The Irony starts here. The deal is being financed by five banks: Bank of America Merrill Lynch, Barclays, Citigroup, Goldman Sachs and J.P. Morgan Chase. The billions that will be lent to Pfizer are coming from the Troubled Asset Relief Program (TARP) program that the US government initiated to ameliorate the depressive economy. This was done to unfreeze credit markets and to purportedly provide relief, albeit indirectly, to American taxpayers many of whom are in financial trouble. That’s right. Money involved in this deal is coming from taxpayer’s pockets! And what are they getting in returns, more job cuts! (Pfizer publicly acknowledges that the combined company will shed 19,500 jobs).

It is also interesting to note Pfizer currently has six Alzheimer drugs under development and one on the market, while Wyeth has four of Elan’s Alzheimer drugs and five Alzheimer drugs of its own in development. Pfizer will now control 16 Alzheimer drugs, which represents a majority of all Alzheimer drugs currently in clinical development and on the market, creating a virtual monopoly for itself.

As a result, Pfizer will likely favor those drugs in which it holds more revenue profits. Ultimately, the biggest loser in this situation would be Alzheimer patients, along with their caregivers and physicians, who may have fewer treatment options available to them.

It would be interesting to see how the acquisition turns out to be for Pfizer, but observing the current situation I find no one getting any smiles – not the stockholders, not the employees, not the consumer/common taxpayer’s and definitely not drug development process.

Until next time…

Good luck.




Surge in New Drug Approval in 2008

•February 23, 2009 • Leave a Comment


Going against all odds, FDA in 2008 approved 24 new drugs, after a nearly dry year of 2007 where FDA approved 18 new drugs, fewest in 24 years. New drugs approved in 2008 include cancer treatment Treanda from Cephalon, antidepressant Pristiq from Wyeth, and low-platelet count therapies Promacta and Nplate from GlaxoSmithKline and Amgen. These new substance approvals come in addition to dozens of reformulation and expanded-application approvals. 

The increase in new drug approval in 2008 has lead me to two interpretations- FDA with all the blames and criticisms over their head, finally decide to lax there standards or  pharma companies are prudently submitting more relevant and efficient drug therapeutic/safety data’s (or might be taking less risky candidates for approval). Whatever might be the reason; this increase in new drug approval seems to be “consolation of sorts to an industry struggling with greater scrutiny, thousands of layoffs and thinning drug pipelines.” (Wall Street Journal).

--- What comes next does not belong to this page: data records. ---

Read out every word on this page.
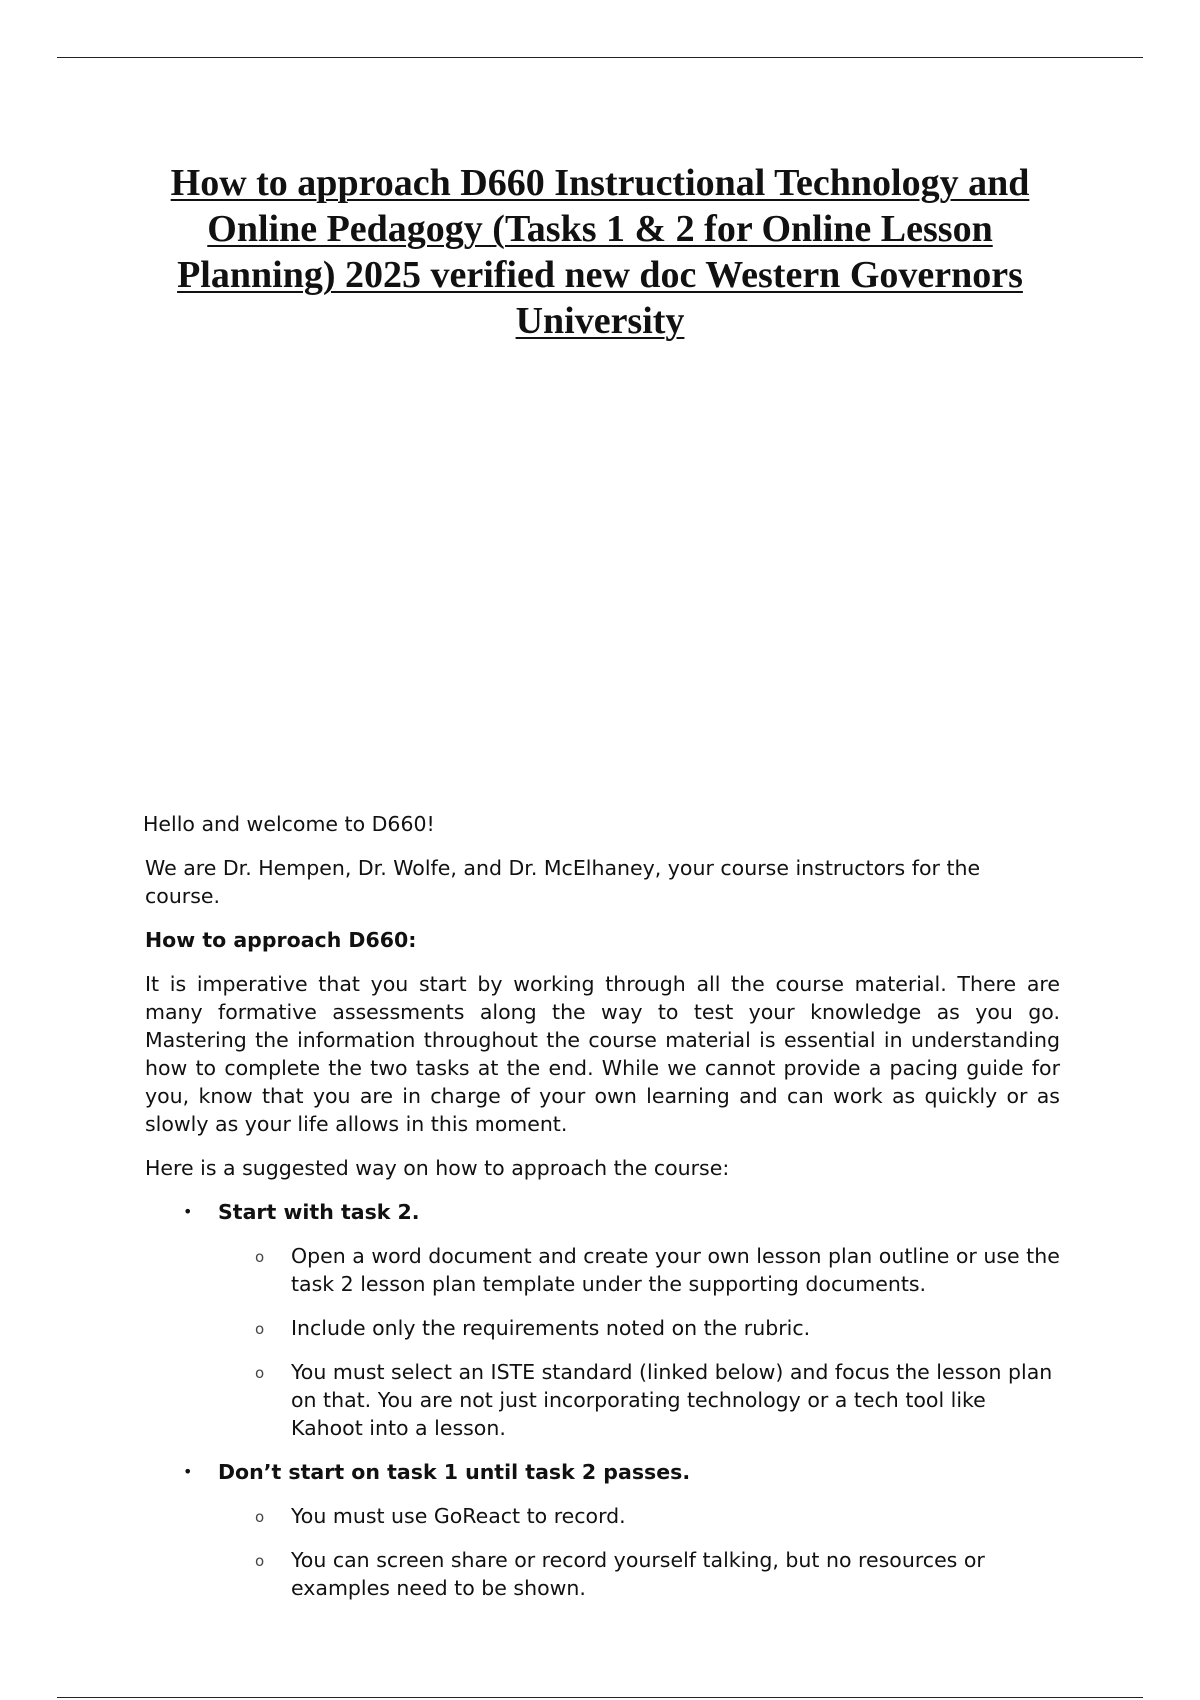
How to approach D660 Instructional Technology and Online Pedagogy (Tasks 1 & 2 for Online Lesson Planning) 2025 verified new doc Western Governors University

Hello and welcome to D660!

We are Dr. Hempen, Dr. Wolfe, and Dr. McElhaney, your course instructors for the course.

How to approach D660:

It is imperative that you start by working through all the course material. There are many formative assessments along the way to test your knowledge as you go. Mastering the information throughout the course material is essential in understanding how to complete the two tasks at the end. While we cannot provide a pacing guide for you, know that you are in charge of your own learning and can work as quickly or as slowly as your life allows in this moment.

Here is a suggested way on how to approach the course:

• Start with task 2.
o Open a word document and create your own lesson plan outline or use the task 2 lesson plan template under the supporting documents.
o Include only the requirements noted on the rubric.
o You must select an ISTE standard (linked below) and focus the lesson plan on that. You are not just incorporating technology or a tech tool like Kahoot into a lesson.
• Don’t start on task 1 until task 2 passes.
o You must use GoReact to record.
o You can screen share or record yourself talking, but no resources or examples need to be shown.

However it is interesting to note that despite this ‘unusual’ increase in approvals, FDA to an extent had not sufficiently lived up to their own expectation. FDA sets a goal of reaching a final decision on 90% of applications within the six- to ten month time frame. However, FDA said it missed deadlines on 32 out of 159 drug applications making it to around 20%, through Oct. 31, 2008. John Jenkins, the director of FDA’s office of new drugs, himself confirmed that the agency is “struggling to meet drug approval goals for the past several years”.

The FDA has been granted funding to improve its approval processes, including the hiring of new employees, but the anticipated improvement will likely take some time to come into play. Hope the situation change sometime soon as the “Patients are still waiting for their treatment”.